Camp Dance
Along the dust-covered trail, fox, and quail sprinted between golden aspen. Fall swept into the rendezvous camp meeting with the bear-covered trappers, and rugged mountain guides of the Rocky Mountain west. Among them, Jedidiah Cleveland.
"There ain't no reason to bring Pa into this I reckon," Mary Elizabeth Cleveland said. Her blonde pigtails bobbed up and down as she sat beside her mother on the wagon bench. Above her an arch of bent wood and weathered canvas. In the bed of the wagon her six-year-old little brother, Abraham Jonas Cleveland slept. He had been awake since before dawn, helping their father break camp and pack for the rendezvous.
"Your father makes the decisions. He'd tan my hide like one of his antelope were I to cross him," Sue Ellen Cleveland said. She was a modest woman of Boston heritage. Mary Elizabeth could recall her mother's tales of their families' part in the Revolution almost as well as she at this point. Not that much of that mattered on the path to Oregon. The trail West. A new life awaited them all.
"But Mama, it isn't fair," said Mary Elizabeth. "The rendezvous dance is just one night. I'll help with the skins and gathering the dry goods. You know you can count on me. And Papa always has Abraham. I can't do nothin'!"
"Now stop that fussing, girl," her mother said. The scold came with a quick swat on the lap and a nod of her bonnet. "I said he makes the decisions. But she who holds the reigns drives the horse. Heeyaa!" She pulled the dark brown leather strap in her right hand back with a sudden jerk. The horses turned, and the wagon followed. It jostled and bounced off the rutted path. They came to rest, one among a ring of campsites around the red bonfire of the rendezvous.
Abraham Jonas Cleveland, known as AJ to his family, awoke at the sudden jolt of the wagon leaving the trail. Had they arrived? Or was there trouble? Hope hoped deep in his soul there wasn't trouble they had seen in St. Louis. That was an awful mess. A thing, he reckoned, boys his age ought not to have seen. But he had. And the color of that blood in the streets had tinted his dreams since. He pushed the blanket away from his face and sat up.
"Mama, are we there?" he asked.
"We are dear. Now hop up and go help your father," said Sue Ellen. She stood at the gate of the wagon looking in at her small boy. Mary hitched the horses to a post driven at the outer rim of the caravan circle and left these two to talk. "You were a big help this morning, and I expect you've got a speck of work left in you yet. Git now." She lifted AJ with two arms that were stronger than they looked. She set him down and watched as he ran off toward Jedidiah's horse.
In the distance, Sue Ellen could tell her man apart from all the others. Silhouettes rode back and forth across the blazing bonfire. Tall, thin guides swallowed by stout, round trappers. Animal heads bobbed in a dance of the strangest sort. A coon skin cap scampered past the open jaws of a black bear which turned its gaze to the approaching fox. Nothing close to the tame nature of the reverie Mary wanted to partake in later. And why shouldn't she get to enjoy time with the other young people? God knew there were so few out here in these wild lands.

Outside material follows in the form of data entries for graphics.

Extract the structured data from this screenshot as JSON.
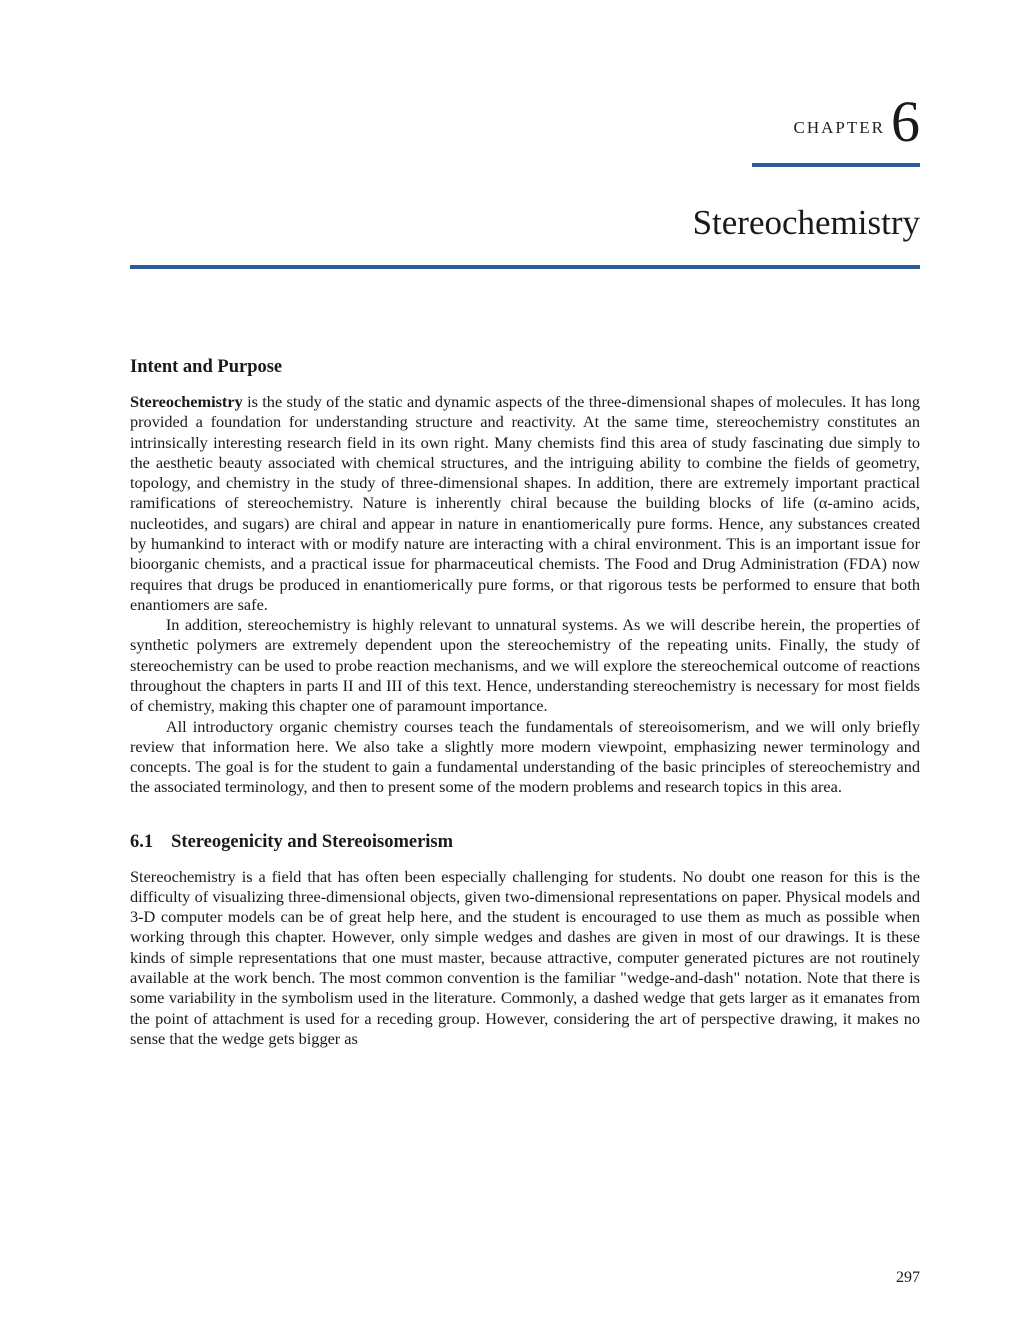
{
  "colors": {
    "rule": "#2c5a9c",
    "text": "#1a1a1a",
    "background": "#ffffff"
  },
  "typography": {
    "body_family": "Palatino Linotype, Book Antiqua, Palatino, Georgia, serif",
    "body_size_pt": 12,
    "heading_size_pt": 14,
    "title_size_pt": 26,
    "chapter_num_size_pt": 44,
    "line_height": 1.245
  },
  "chapter": {
    "label": "CHAPTER",
    "number": "6",
    "title": "Stereochemistry"
  },
  "sections": {
    "intent": {
      "heading": "Intent and Purpose",
      "bold_lead": "Stereochemistry",
      "p1_rest": " is the study of the static and dynamic aspects of the three-dimensional shapes of molecules. It has long provided a foundation for understanding structure and reactivity. At the same time, stereochemistry constitutes an intrinsically interesting research field in its own right. Many chemists find this area of study fascinating due simply to the aesthetic beauty associated with chemical structures, and the intriguing ability to combine the fields of geometry, topology, and chemistry in the study of three-dimensional shapes. In addition, there are extremely important practical ramifications of stereochemistry. Nature is inherently chiral because the building blocks of life (α-amino acids, nucleotides, and sugars) are chiral and appear in nature in enantiomerically pure forms. Hence, any substances created by humankind to interact with or modify nature are interacting with a chiral environment. This is an important issue for bioorganic chemists, and a practical issue for pharmaceutical chemists. The Food and Drug Administration (FDA) now requires that drugs be produced in enantiomerically pure forms, or that rigorous tests be performed to ensure that both enantiomers are safe.",
      "p2": "In addition, stereochemistry is highly relevant to unnatural systems. As we will describe herein, the properties of synthetic polymers are extremely dependent upon the stereochemistry of the repeating units. Finally, the study of stereochemistry can be used to probe reaction mechanisms, and we will explore the stereochemical outcome of reactions throughout the chapters in parts II and III of this text. Hence, understanding stereochemistry is necessary for most fields of chemistry, making this chapter one of paramount importance.",
      "p3": "All introductory organic chemistry courses teach the fundamentals of stereoisomerism, and we will only briefly review that information here. We also take a slightly more modern viewpoint, emphasizing newer terminology and concepts. The goal is for the student to gain a fundamental understanding of the basic principles of stereochemistry and the associated terminology, and then to present some of the modern problems and research topics in this area."
    },
    "s61": {
      "number": "6.1",
      "heading": "Stereogenicity and Stereoisomerism",
      "p1": "Stereochemistry is a field that has often been especially challenging for students. No doubt one reason for this is the difficulty of visualizing three-dimensional objects, given two-dimensional representations on paper. Physical models and 3-D computer models can be of great help here, and the student is encouraged to use them as much as possible when working through this chapter. However, only simple wedges and dashes are given in most of our drawings. It is these kinds of simple representations that one must master, because attractive, computer generated pictures are not routinely available at the work bench. The most common convention is the familiar \"wedge-and-dash\" notation. Note that there is some variability in the symbolism used in the literature. Commonly, a dashed wedge that gets larger as it emanates from the point of attachment is used for a receding group. However, considering the art of perspective drawing, it makes no sense that the wedge gets bigger as"
    }
  },
  "page_number": "297"
}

She did love these open, untamed, life-filled expanses so much more than the streets of Boston. Or St. Louis for that matter. How her heart fluttered when she met Jedidiah Cleveland a year ago. She was just a child no older than Mary. In fact, hadn't she been two years her junior when they met for the first time? He was down from French Canada with furs that her father purchased. He was certain they would fetch a fair price, and the stranger on the horse was eager to be rid of them. The dead things stunk worse than any refuse in the rain-soaked alleys of Boston. But her young heart carried her high above the stench on wings of love. She was smitten with this stranger at first glance.
"Won't you join us for supper," her father said. He motioned above the shop to their small apartment. "My wife has prepared cabbage with ham. It is Saturday, and you can come along with us to church in the morning."
Stay the night, she thought, with excitement and terror. Her heart's wings faltered and she dropped a bit. Was her room clean? Was her dress mended? She reached for her loose and frayed strands of hair. "Oh!" Her outburst caught the stranger's attention. Until this point, he was oblivious to her presence. Surprise and fright at being seen swept over her and she bolted for the stairs.